For more complex scenarios, the Specification pattern handles intricate logic while maintaining type safety:

import jakarta.persistence.criteria.Predicate;
import org.springframework.data.jpa.domain.Specification;
import java.time.LocalDate;
import java.util.ArrayList;
import java.util.List;

public final class UserSpecifications {

    private UserSpecifications() {
        // Utility class
    }

    public static Specification<User> searchWithComplexCriteria(
            String username,
            List<String> statuses,
            LocalDate createdAfter,
            String emailDomain) {

        return (root, query, builder) -> {
            List<Predicate> predicates = new ArrayList<>();

            if (username != null && !username.isBlank()) {
                predicates.add(builder.equal(root.get("username"), username));
            }

            if (statuses != null && !statuses.isEmpty()) {
                predicates.add(root.get("status").in(statuses));
            }

            if (createdAfter != null) {
                predicates.add(builder.greaterThan(root.get("createdDate"), createdAfter));
            }

            if (emailDomain != null && !emailDomain.isBlank()) {
                // Escape LIKE wildcards to prevent wildcard injection
                // Order matters: escape the escape char first, then wildcards
                String escapedDomain = emailDomain
                    .replace("\\", "\\\\")
                    .replace("%", "\\%")
                    .replace("_", "\\_");

                predicates.add(builder.like(
                    root.get("email"), 
                    "%" + escapedDomain,
                    '\\'
                ));
            }

            return builder.and(predicates.toArray(new Predicate[0]));
        };
    }
}

Please notice the escaping of the wildcard character in the example of the LIKE clause. Although CriteriaBuilder takes care of SQL parameterization, escaping of LIKE pattern characters is not done automatically. If a user-provided input contains % or _, these characters will be evaluated as wildcards. The order of escaping is crucial: first escape the escape character and then escape the wildcards.

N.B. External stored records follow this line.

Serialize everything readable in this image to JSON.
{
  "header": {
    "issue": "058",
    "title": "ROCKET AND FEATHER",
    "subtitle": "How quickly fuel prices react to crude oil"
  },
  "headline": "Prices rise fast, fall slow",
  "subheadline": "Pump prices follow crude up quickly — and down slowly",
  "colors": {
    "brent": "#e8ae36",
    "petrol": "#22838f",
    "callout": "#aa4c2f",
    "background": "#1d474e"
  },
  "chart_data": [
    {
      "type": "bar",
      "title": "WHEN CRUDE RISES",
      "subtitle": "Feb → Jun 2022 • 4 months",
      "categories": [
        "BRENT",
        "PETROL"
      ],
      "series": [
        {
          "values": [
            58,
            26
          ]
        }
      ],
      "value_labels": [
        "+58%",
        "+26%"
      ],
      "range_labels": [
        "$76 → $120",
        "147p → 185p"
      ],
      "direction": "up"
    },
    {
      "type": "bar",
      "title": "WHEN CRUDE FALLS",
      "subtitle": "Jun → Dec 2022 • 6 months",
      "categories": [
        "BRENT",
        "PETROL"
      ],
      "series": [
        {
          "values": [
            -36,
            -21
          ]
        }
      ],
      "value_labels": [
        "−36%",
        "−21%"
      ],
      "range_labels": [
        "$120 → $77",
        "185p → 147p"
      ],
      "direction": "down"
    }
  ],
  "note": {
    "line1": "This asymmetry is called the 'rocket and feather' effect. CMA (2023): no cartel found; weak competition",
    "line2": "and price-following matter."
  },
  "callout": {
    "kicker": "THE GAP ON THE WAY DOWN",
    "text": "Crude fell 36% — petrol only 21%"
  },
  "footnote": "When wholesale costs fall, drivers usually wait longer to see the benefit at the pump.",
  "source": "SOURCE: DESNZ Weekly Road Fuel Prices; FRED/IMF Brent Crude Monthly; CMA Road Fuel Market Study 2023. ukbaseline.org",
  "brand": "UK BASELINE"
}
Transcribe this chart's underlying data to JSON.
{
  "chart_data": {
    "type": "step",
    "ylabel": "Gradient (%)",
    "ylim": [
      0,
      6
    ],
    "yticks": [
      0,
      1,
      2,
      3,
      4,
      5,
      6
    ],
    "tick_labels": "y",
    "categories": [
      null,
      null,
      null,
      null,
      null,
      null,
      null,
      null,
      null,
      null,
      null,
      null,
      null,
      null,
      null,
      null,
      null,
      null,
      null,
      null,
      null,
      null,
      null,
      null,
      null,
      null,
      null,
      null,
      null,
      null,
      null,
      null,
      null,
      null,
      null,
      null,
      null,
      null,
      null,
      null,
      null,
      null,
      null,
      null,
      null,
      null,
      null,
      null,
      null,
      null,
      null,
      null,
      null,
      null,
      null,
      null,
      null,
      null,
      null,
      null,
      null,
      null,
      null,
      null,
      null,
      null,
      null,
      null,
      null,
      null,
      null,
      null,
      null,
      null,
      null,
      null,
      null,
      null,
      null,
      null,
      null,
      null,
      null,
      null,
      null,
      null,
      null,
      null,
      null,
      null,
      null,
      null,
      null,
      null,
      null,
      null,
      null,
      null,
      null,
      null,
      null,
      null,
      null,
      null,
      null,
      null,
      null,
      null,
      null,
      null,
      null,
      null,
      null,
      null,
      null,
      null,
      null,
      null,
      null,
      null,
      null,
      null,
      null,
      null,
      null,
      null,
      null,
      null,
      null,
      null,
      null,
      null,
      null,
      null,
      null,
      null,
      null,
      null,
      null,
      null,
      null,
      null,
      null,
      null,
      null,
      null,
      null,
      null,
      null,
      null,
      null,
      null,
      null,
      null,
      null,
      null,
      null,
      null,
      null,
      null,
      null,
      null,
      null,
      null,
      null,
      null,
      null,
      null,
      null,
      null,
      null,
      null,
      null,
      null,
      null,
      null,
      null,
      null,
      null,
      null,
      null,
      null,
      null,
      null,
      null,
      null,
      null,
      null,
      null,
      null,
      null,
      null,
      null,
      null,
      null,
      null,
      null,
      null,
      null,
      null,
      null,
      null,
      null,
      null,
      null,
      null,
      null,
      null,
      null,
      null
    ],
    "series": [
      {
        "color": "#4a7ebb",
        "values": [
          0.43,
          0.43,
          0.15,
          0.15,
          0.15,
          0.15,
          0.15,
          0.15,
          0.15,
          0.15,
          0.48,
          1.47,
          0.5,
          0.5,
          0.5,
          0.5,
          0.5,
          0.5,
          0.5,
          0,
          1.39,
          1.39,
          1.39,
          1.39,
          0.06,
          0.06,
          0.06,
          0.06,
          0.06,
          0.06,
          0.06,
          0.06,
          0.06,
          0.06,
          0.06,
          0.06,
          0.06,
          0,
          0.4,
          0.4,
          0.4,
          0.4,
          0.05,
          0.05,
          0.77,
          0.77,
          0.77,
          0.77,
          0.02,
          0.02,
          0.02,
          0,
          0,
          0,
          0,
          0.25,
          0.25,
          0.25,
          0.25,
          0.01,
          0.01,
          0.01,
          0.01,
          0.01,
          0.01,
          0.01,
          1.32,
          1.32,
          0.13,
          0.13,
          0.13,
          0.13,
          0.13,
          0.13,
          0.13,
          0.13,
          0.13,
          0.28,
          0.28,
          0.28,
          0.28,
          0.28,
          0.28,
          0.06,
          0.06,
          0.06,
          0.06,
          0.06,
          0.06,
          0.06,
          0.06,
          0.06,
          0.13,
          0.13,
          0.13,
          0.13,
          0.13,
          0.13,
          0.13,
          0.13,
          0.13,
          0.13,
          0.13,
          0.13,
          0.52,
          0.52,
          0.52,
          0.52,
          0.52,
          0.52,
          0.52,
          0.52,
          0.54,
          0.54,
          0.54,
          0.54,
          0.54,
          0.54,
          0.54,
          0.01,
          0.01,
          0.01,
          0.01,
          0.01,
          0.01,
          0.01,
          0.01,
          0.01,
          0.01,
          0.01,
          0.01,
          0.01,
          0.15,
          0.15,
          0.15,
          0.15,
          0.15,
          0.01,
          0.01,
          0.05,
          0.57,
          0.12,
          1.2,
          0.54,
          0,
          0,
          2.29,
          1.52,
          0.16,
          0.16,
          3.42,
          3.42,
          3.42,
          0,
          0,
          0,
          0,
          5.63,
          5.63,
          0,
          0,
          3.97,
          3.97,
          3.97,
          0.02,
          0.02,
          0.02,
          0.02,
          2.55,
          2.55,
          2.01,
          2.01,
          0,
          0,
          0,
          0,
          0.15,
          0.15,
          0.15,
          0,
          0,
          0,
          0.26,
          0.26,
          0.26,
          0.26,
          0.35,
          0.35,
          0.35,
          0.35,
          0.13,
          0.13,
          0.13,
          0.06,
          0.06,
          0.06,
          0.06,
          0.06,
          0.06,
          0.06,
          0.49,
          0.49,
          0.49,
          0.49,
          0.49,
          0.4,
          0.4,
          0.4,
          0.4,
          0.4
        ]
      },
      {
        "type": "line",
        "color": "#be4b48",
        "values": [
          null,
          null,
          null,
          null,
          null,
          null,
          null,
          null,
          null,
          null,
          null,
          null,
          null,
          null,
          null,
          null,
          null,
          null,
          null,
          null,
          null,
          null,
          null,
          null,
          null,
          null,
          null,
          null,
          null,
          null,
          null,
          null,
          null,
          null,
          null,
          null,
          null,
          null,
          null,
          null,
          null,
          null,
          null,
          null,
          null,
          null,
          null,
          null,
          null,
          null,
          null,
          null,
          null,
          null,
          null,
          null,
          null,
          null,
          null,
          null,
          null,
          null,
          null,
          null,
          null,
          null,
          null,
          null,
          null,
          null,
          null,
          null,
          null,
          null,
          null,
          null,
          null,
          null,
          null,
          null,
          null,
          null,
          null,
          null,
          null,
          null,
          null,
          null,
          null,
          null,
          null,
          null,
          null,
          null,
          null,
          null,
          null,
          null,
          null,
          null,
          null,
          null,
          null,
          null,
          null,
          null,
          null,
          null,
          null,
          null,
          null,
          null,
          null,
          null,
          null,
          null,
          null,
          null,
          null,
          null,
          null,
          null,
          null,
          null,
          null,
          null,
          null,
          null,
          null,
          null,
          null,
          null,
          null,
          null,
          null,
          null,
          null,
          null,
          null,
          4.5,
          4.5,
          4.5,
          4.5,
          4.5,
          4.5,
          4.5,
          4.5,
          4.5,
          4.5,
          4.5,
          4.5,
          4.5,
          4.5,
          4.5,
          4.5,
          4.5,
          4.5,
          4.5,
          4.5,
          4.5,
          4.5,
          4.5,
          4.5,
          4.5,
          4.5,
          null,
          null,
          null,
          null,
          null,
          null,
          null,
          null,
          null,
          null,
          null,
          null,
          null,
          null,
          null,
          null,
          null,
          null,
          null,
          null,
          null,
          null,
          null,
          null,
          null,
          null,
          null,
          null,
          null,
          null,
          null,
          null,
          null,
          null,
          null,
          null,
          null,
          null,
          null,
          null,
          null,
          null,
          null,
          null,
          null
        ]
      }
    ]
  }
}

The Criteria Builder builds the query as a graph of objects, which means all the user data is parameterized at the framework level.

Wrapping Up Part 1

All safe implementations share the same basic design. The query template should be defined with placeholders in a static template, while using type-safe API calls for binding input data, without ever concatenating input data into query strings.

The framework-specific guidelines are as follows. For JDBC, you can use PreparedStatement with ? positional arguments with setString() or setInt(). For JPA/Hibernate, you can use TypedQuery or Query with :name or ?1 arguments with setParameter(). For Spring Data, you can make use of query derivation or @Query with arguments. For Specifications, you can make use of CriteriaBuilder to build graphs of objects rather than strings.

When you analyze or write code for accessing a database, you should ask yourself: Are any user-supplied inputs affecting the logic structure for this query? If yes, then you have a SQL injection vulnerability. Otherwise, you have a secure query.